'Spy ship' row mars Korea rice diplomacy
South Korea's hopes that the way to better relations with its northern compatriots would be through their stomachs were dashed yesterday when it was announced that Pyongyang had seized a ship delivering free rice and charged the crew with spying.
Seoul's Vice Unification Minister, Song Yong-Dae, confirmed that the North Korean government had also cancelled North-South rice talks that were due to reconvene in Peking today. "This is an unforeseen incident. So it is hard to link it with inter-Korean relations in general," he said.
Rumours that North Korea was suffering serious food shortages were confirmed at the end of May when a Pyongyang trade official on a visit to Tokyo asked Japan to lend his country rice because of bad harvests. In the event, both Japan and South Korea offered rice aid, and shipments started in June. So far, Seoul has sent about half the 150,000 tons it promised, while Tokyo has sent 100,000 of a planned 300,000 tons.
Seoul was hoping that food aid might lead to a breakthrough in relations and there were expectations that the South might unveil a new initiative on 15 August, the 50th anniversary of Japan's defeat at the end of the Second World War.
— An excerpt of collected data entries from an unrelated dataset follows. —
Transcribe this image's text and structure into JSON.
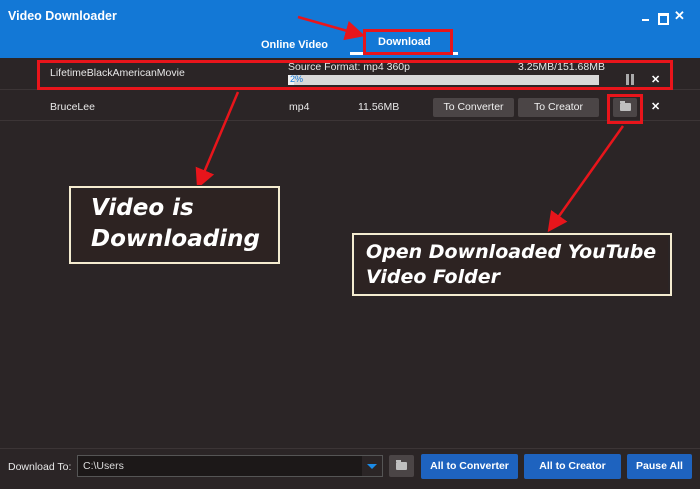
{
  "window": {
    "title": "Video Downloader",
    "controls": [
      "minimize-icon",
      "maximize-icon",
      "close-icon"
    ]
  },
  "tabs": {
    "online_video": "Online Video",
    "download": "Download",
    "active": "download"
  },
  "downloads": [
    {
      "name": "LifetimeBlackAmericanMovie",
      "status": "Source Format: mp4 360p",
      "size": "3.25MB/151.68MB",
      "progress_text": "2%",
      "progress": 0.02,
      "pause_icon": "pause-icon",
      "remove_icon": "close-icon"
    },
    {
      "name": "BruceLee",
      "format": "mp4",
      "size": "11.56MB",
      "to_converter": "To Converter",
      "to_creator": "To Creator",
      "folder_icon": "folder-icon",
      "remove_icon": "close-icon"
    }
  ],
  "annotations": {
    "downloading_callout": [
      "Video is",
      "Downloading"
    ],
    "folder_callout": [
      "Open Downloaded YouTube",
      "Video Folder"
    ],
    "highlight_color": "#e8151b"
  },
  "bottom": {
    "download_to_label": "Download To:",
    "path": "C:\\Users",
    "all_to_converter": "All to Converter",
    "all_to_creator": "All to Creator",
    "pause_all": "Pause All"
  },
  "colors": {
    "titlebar": "#1378d6",
    "background": "#2b2526",
    "button_blue": "#1e63bf"
  }
}
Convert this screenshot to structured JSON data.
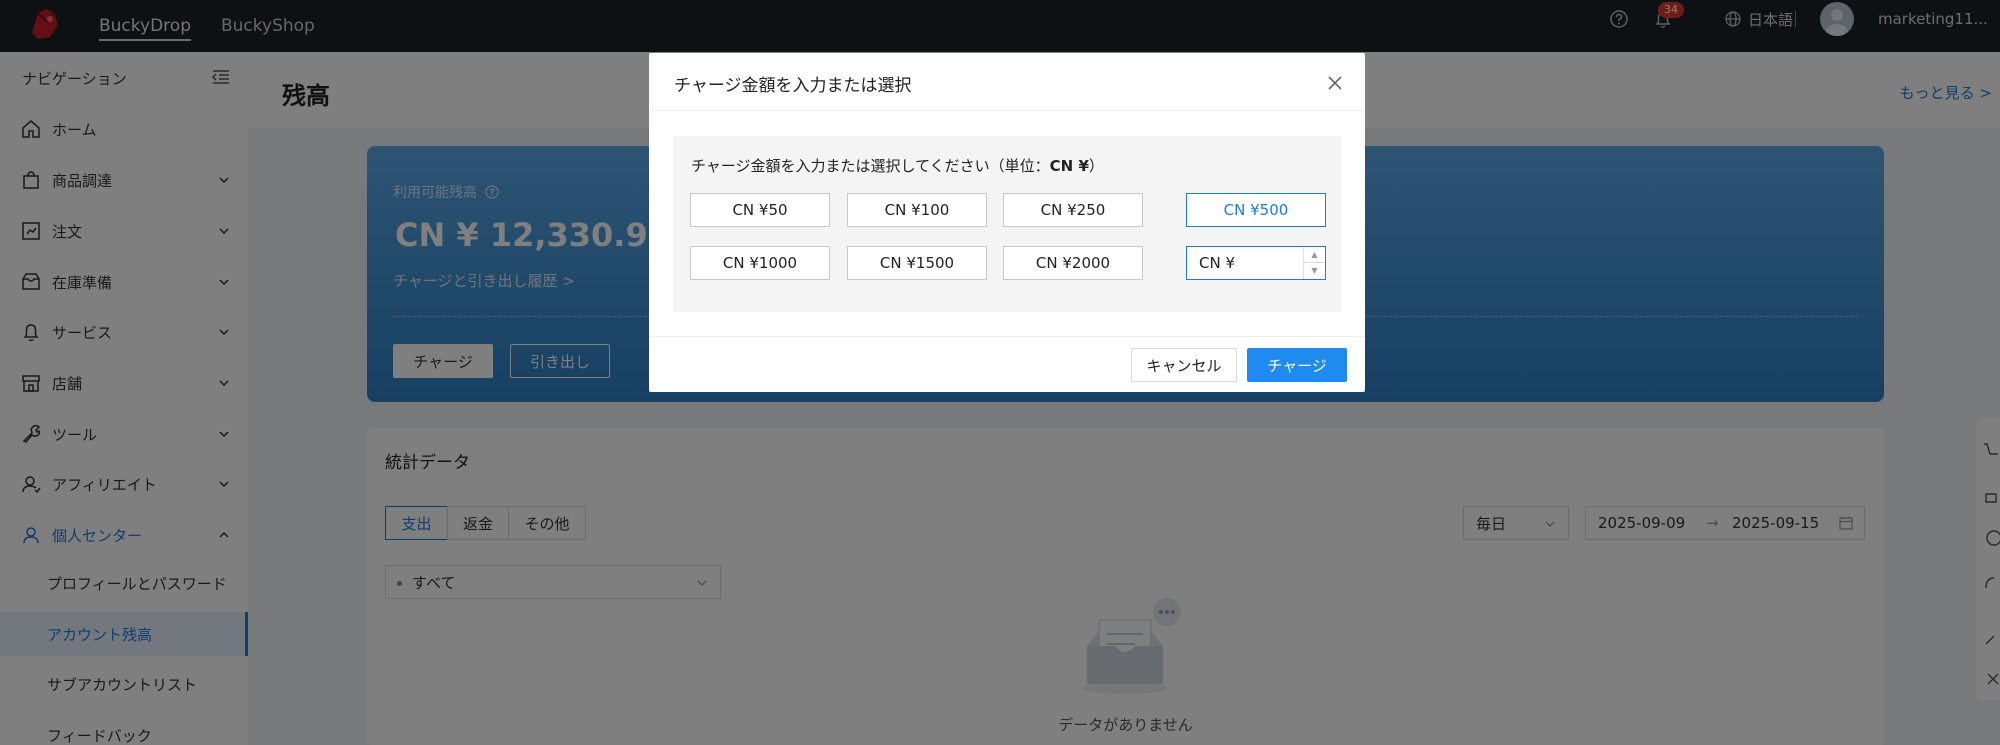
{
  "topbar": {
    "tabs": [
      "BuckyDrop",
      "BuckyShop"
    ],
    "notification_count": "34",
    "language": "日本語",
    "username": "marketing11..."
  },
  "sidebar": {
    "title": "ナビゲーション",
    "items": [
      {
        "label": "ホーム",
        "icon": "home-icon"
      },
      {
        "label": "商品調達",
        "icon": "shopping-bag-icon"
      },
      {
        "label": "注文",
        "icon": "order-icon"
      },
      {
        "label": "在庫準備",
        "icon": "inbox-icon"
      },
      {
        "label": "サービス",
        "icon": "bell-icon"
      },
      {
        "label": "店舗",
        "icon": "store-icon"
      },
      {
        "label": "ツール",
        "icon": "wrench-icon"
      },
      {
        "label": "アフィリエイト",
        "icon": "affiliate-icon"
      },
      {
        "label": "個人センター",
        "icon": "user-icon"
      }
    ],
    "subitems": [
      "プロフィールとパスワード",
      "アカウント残高",
      "サブアカウントリスト",
      "フィードバック"
    ]
  },
  "page": {
    "title": "残高",
    "more_link": "もっと見る >"
  },
  "balance": {
    "label": "利用可能残高",
    "amount": "CN ¥ 12,330.91",
    "history_link": "チャージと引き出し履歴 >",
    "charge_button": "チャージ",
    "withdraw_button": "引き出し"
  },
  "stats": {
    "title": "統計データ",
    "tabs": [
      "支出",
      "返金",
      "その他"
    ],
    "period": "毎日",
    "date_start": "2025-09-09",
    "date_sep": "→",
    "date_end": "2025-09-15",
    "filter": "すべて",
    "empty_text": "データがありません"
  },
  "modal": {
    "title": "チャージ金額を入力または選択",
    "prompt_prefix": "チャージ金額を入力または選択してください（単位：",
    "prompt_unit": "CN ¥",
    "prompt_suffix": "）",
    "amounts": [
      "CN ¥50",
      "CN ¥100",
      "CN ¥250",
      "CN ¥500",
      "CN ¥1000",
      "CN ¥1500",
      "CN ¥2000"
    ],
    "selected_amount": "CN ¥500",
    "input_value": "CN ¥",
    "cancel_button": "キャンセル",
    "confirm_button": "チャージ"
  },
  "colors": {
    "accent": "#1f7ae0",
    "topbar_bg": "#1d2227",
    "card_gradient_top": "#5aa8e6",
    "card_gradient_bottom": "#2d7fc4",
    "primary_button": "#1f8bf1"
  }
}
Japan's occupation of the Korean peninsula ended with its defeat by the allies.
Last night it was not clear how great a threat the ship's seizure posed to North-South dialogue. Mr Song said the Samsun Venus had unloaded 5,000 tons of rice at the port of Chongjin but since Sunday had been barred from leaving.
The crew of 21 had been detained on charges of spying, including the navigation officer, Lee Yang-Chon, who had allegedly taken photographs of the port and carried out "systematic spying activities and provocations". In a message to Seoul on Tuesday, Pyongyang said Mr Lee had confessed.
Mr Song denied that the crew had been spying, and demanded their return. He urged non-official contact before 15 August to sort out the incident, but said further rice shipments to the North would be suspended for the time being.
Relations between North and South Korea have suffered other setbacks in recent months. In May, North Korea seized a fishing boat with nine crewmen, and has refused to return it. In June, Seoul accused the North of kidnapping a South Korean missionary near the North's northern border with China; Pyongyang claimed he defected, and in July, the South detained thewidow of a South Korean dissident, Park Yong Gil, after she illegally visited the North.